According to the Fortune report, many of the former employees interviewed left Amazon because they believed the new Alexa would never be ready or would already be overtaken by competitors if and when it did launch. They felt that the old Alexa was getting in the way of the new Alexa and that Amazon had not yet figured out how to combine the capabilities of the current Alexa with the features touted for the new one. Additionally, some employees expressed frustration with the company's decentralized organizational structure and the challenges it presented in working on Alexa.
The technological limitations of the current Alexa model impact the development of the new, more advanced Alexa in several ways. Firstly, the existing infrastructure and feature set of the old model act as a constraint on the development of the new model. Amazon is struggling to integrate the new large language model (LLM) capabilities with the existing Alexa technology, which is designed to interact with various APIs and third-party devices2.
Secondly, the current Alexa model has trained its users to speak in a specific "Alexa language" rather than engaging in natural, conversational interactions. This poses a challenge for the development of the new model, as it needs to be trained on natural language data to improve its understanding and responsiveness.
Lastly, the decentralized organizational structure at Amazon, with multiple teams working on different aspects of Alexa, has led to friction and difficulties in coordinating the development of the new model. This has reportedly caused delays and hindered progress in advancing Alexa's capabilities.
Overall, the technological limitations of the current Alexa model present significant challenges in developing a more advanced and conversational AI assistant. However, Amazon is actively working on addressing these issues and integrating generative AI into Alexa's core components to improve its performance and capabilities.
The Fortune report highlights several challenges Amazon has faced in integrating generative AI into Alexa.
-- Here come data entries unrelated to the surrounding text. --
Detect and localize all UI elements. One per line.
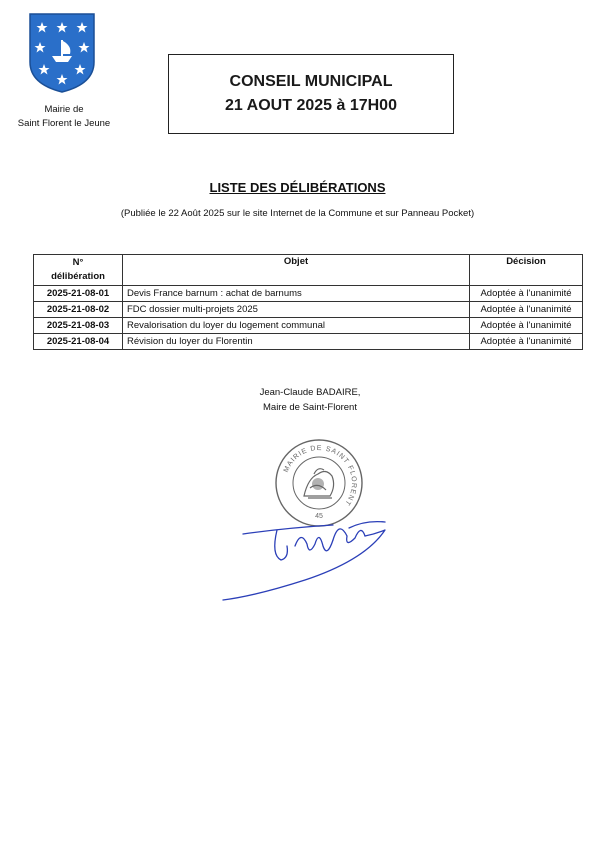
column-header-object: Objet (123, 255, 470, 286)
table-row (34, 302, 583, 318)
column-header-decision: Décision (470, 255, 583, 286)
page-title: CONSEIL MUNICIPAL (229, 73, 393, 90)
deliberations-table (33, 254, 583, 350)
deliberation-decision: Adoptée à l'unanimité (470, 334, 583, 350)
signatory-block (220, 385, 400, 415)
signatory-name: Jean-Claude BADAIRE, (259, 387, 361, 398)
meeting-date: 21 AOUT 2025 à 17H00 (225, 97, 397, 114)
mairie-line-1: Mairie de (44, 104, 84, 115)
deliberation-decision: Adoptée à l'unanimité (470, 302, 583, 318)
column-header-number (34, 255, 123, 286)
deliberation-number: 2025-21-08-01 (34, 286, 123, 302)
coat-of-arms-icon (28, 12, 96, 94)
title-box (168, 54, 454, 134)
deliberation-object: Révision du loyer du Florentin (123, 334, 470, 350)
deliberation-object: Revalorisation du loyer du logement communal (123, 318, 470, 334)
deliberation-object: FDC dossier multi-projets 2025 (123, 302, 470, 318)
list-title: LISTE DES DÉLIBÉRATIONS (209, 180, 386, 195)
column-header-number-line-1: N° (72, 257, 84, 268)
table-row (34, 334, 583, 350)
table-row (34, 286, 583, 302)
table-header-row (34, 255, 583, 286)
table-row (34, 318, 583, 334)
svg-text:MAIRIE DE SAINT FLORENT: MAIRIE DE SAINT FLORENT (282, 444, 358, 508)
deliberation-number: 2025-21-08-03 (34, 318, 123, 334)
deliberation-number: 2025-21-08-04 (34, 334, 123, 350)
deliberation-decision: Adoptée à l'unanimité (470, 318, 583, 334)
svg-text:45: 45 (315, 513, 323, 520)
list-subtitle: (Publiée le 22 Août 2025 sur le site Internet de la Commune et sur Panneau Pocket) (120, 208, 475, 219)
deliberation-number: 2025-21-08-02 (34, 302, 123, 318)
signatory-role: Maire de Saint-Florent (263, 402, 357, 413)
mairie-label (8, 103, 120, 131)
handwritten-signature-icon (215, 500, 415, 605)
mairie-line-2: Saint Florent le Jeune (17, 118, 111, 129)
column-header-number-line-2: délibération (51, 271, 105, 282)
deliberation-object: Devis France barnum : achat de barnums (123, 286, 470, 302)
deliberation-decision: Adoptée à l'unanimité (470, 286, 583, 302)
These challenges include:
Organizational Dysfunction: Over a dozen former employees revealed stories of bureaucracy, constant strategy shifts, and a decentralized organizational structure that has hindered decision-making and progress.
Technological Challenges: Amazon's generative AI efforts have been hampered by a lack of data and access to the specialized computer chips needed to train and run large language models (LLMs) at the scale of rival efforts at companies like OpenAI.
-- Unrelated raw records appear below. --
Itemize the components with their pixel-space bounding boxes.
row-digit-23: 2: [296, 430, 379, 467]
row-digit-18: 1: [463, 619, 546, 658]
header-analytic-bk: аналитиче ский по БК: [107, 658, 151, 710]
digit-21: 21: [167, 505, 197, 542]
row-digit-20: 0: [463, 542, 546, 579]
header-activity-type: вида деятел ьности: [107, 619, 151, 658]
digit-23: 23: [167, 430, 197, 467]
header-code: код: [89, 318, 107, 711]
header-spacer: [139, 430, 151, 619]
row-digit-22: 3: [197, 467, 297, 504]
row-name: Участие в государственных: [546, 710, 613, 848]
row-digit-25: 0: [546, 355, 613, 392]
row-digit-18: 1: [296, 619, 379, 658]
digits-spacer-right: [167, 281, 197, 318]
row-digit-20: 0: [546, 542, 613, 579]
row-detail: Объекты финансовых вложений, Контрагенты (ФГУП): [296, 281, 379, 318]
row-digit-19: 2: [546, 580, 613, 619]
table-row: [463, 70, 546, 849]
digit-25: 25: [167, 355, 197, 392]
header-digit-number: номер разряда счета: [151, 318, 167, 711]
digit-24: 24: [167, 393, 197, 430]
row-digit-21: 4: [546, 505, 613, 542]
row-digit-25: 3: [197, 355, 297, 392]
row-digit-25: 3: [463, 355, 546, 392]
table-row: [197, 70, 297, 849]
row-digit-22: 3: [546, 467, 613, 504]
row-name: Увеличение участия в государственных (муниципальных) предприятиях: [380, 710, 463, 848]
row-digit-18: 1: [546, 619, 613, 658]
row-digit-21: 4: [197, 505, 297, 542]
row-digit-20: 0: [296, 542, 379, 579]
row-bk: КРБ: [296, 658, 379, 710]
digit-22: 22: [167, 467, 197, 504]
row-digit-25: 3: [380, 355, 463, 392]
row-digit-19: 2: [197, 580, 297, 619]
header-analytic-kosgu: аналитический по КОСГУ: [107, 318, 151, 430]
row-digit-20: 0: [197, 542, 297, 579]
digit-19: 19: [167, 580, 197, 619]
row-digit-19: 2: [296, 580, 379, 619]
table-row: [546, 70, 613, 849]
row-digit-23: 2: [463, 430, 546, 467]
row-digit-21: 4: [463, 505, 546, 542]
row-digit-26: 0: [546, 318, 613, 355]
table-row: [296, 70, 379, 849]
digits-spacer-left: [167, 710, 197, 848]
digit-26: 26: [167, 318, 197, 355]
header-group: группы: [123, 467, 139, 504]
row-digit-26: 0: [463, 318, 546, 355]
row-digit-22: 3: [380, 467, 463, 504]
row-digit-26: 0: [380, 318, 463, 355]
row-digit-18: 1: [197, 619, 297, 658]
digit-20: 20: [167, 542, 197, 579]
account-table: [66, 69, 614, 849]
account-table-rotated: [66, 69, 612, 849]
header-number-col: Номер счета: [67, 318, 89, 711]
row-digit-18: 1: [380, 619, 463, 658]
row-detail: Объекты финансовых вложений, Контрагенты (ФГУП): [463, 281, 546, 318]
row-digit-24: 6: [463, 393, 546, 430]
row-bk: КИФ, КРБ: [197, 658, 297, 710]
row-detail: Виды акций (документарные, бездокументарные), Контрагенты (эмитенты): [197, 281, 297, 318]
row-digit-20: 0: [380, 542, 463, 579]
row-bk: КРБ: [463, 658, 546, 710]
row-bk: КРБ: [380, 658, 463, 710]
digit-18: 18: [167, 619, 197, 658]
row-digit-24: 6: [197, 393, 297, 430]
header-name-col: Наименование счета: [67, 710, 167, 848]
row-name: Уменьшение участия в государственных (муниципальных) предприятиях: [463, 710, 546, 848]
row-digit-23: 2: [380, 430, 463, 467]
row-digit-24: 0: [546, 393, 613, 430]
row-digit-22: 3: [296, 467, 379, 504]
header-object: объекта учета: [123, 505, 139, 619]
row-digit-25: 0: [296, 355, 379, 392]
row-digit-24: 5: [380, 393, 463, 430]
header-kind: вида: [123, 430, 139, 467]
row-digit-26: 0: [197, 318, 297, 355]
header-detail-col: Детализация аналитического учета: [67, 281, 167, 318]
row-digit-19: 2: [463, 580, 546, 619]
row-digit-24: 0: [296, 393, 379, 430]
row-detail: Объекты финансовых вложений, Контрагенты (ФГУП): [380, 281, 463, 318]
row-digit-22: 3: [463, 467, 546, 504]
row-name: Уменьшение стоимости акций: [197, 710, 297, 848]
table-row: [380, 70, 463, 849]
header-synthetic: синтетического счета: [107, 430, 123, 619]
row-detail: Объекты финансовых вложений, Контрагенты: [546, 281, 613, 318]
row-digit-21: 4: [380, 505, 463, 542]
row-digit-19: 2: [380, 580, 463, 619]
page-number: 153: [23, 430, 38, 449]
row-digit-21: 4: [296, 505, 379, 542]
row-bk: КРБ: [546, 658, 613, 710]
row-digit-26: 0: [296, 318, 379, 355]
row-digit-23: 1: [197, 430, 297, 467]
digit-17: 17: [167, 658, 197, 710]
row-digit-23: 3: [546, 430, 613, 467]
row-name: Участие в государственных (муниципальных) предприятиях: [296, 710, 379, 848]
Privacy Concerns: Amazon has invested $4 billion in AI startup Anthropic, whose LLM model Claude is considered competitive with OpenAI's models. However, privacy concerns have kept Alexa's teams from using Anthropic's Claude model.
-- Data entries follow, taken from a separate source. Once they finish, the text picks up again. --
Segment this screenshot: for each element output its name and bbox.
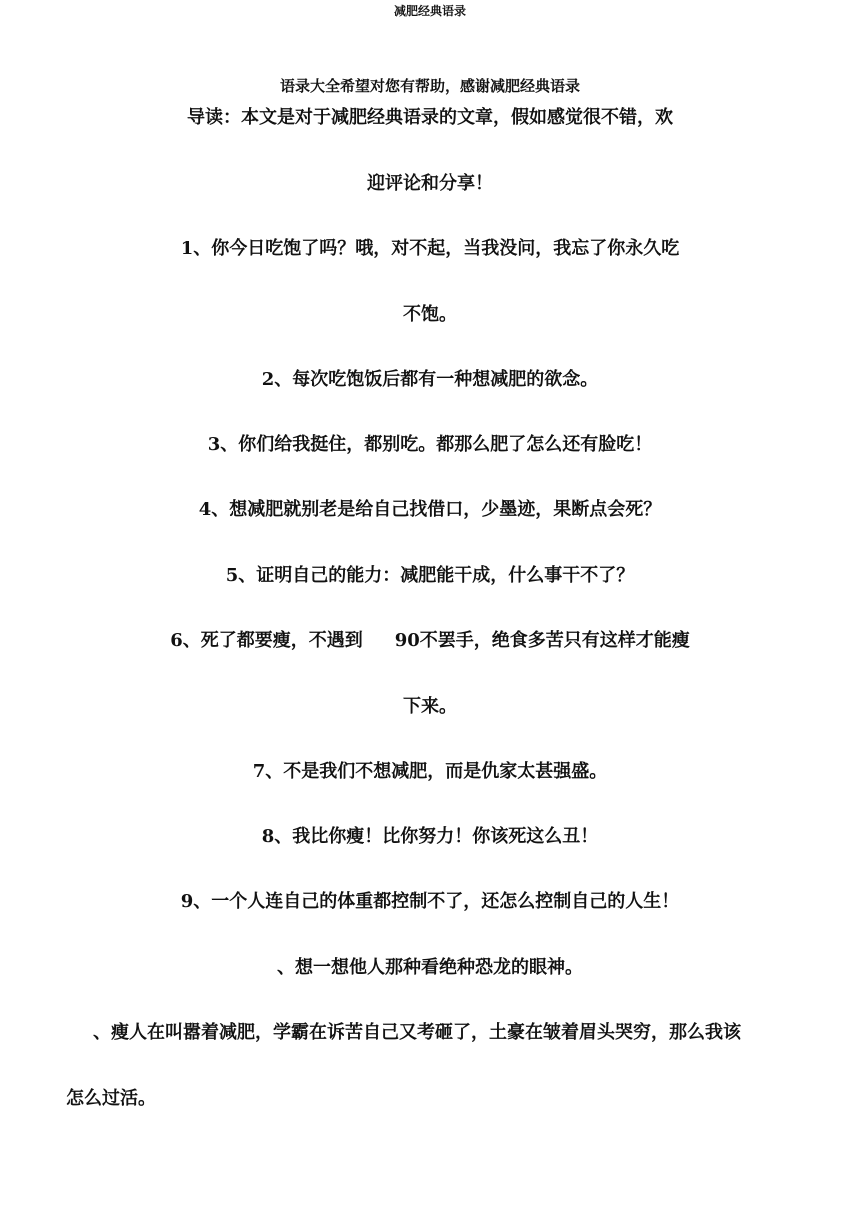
quote-10: 、想一想他人那种看绝种恐龙的眼神。 bbox=[277, 957, 583, 978]
document-subtitle: 语录大全希望对您有帮助，感谢减肥经典语录 bbox=[279, 77, 580, 95]
quote-6-line-1 bbox=[0, 630, 860, 652]
quote-2: 2、每次吃饱饭后都有一种想减肥的欲念。 bbox=[261, 369, 599, 390]
intro-line-1: 导读：本文是对于减肥经典语录的文章，假如感觉很不错，欢 bbox=[187, 107, 673, 128]
quote-3: 3、你们给我挺住，都别吃。都那么肥了怎么还有脸吃！ bbox=[207, 434, 653, 455]
quote-5: 5、证明自己的能力：减肥能干成，什么事干不了？ bbox=[225, 565, 635, 586]
quote-7: 7、不是我们不想减肥，而是仇家太甚强盛。 bbox=[252, 761, 608, 782]
quote-8: 8、我比你瘦！比你努力！你该死这么丑！ bbox=[261, 826, 599, 847]
quote-6-line-2: 下来。 bbox=[403, 696, 457, 717]
page-header-title: 减肥经典语录 bbox=[393, 4, 466, 18]
quote-1-line-1: 1、你今日吃饱了吗？哦，对不起，当我没问，我忘了你永久吃 bbox=[180, 238, 680, 259]
quote-6-part-2: 90不罢手，绝食多苦只有这样才能瘦 bbox=[394, 630, 690, 651]
quote-1-line-2: 不饱。 bbox=[403, 304, 457, 325]
quote-6-part-1: 6、死了都要瘦，不遇到 bbox=[170, 630, 363, 651]
quote-4: 4、想减肥就别老是给自己找借口，少墨迹，果断点会死？ bbox=[198, 499, 662, 520]
quote-11-line-1: 、瘦人在叫嚣着减肥，学霸在诉苦自己又考砸了，土豪在皱着眉头哭穷，那么我该 bbox=[93, 1022, 741, 1043]
intro-line-2: 迎评论和分享！ bbox=[367, 173, 493, 194]
quote-11-line-2: 怎么过活。 bbox=[66, 1088, 156, 1109]
quote-9: 9、一个人连自己的体重都控制不了，还怎么控制自己的人生！ bbox=[180, 891, 680, 912]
Legacy Tech Stack: The old Alexa technology has been getting in the way of integrating the new generative AI capabilities. Amazon has struggled to combine the existing features of Alexa with the new conversational AI capabilities it demonstrated in the fall.
API Integration: The new Alexa LLM has struggled to reliably integrate APIs at scale, which is crucial for Alexa to interact with third-party smart home devices and music services.
Training for Natural Language: While Amazon has millions of devices in the wild, its customers have trained themselves to speak in "Alexa language" and don't interact conversationally with the device, making it difficult to train the LLM to understand natural language4.
Resource Allocation: Amazon's main focus after ChatGPT launched was to roll out Bedrock, a new AWS cloud computing service that allowed customers to build generative AI chatbots. As a result, Alexa took a backseat to other generative AI priorities.
These challenges have collectively slowed down Amazon's progress in integrating generative AI into Alexa, raising concerns that it might be falling behind its competitors in the AI race.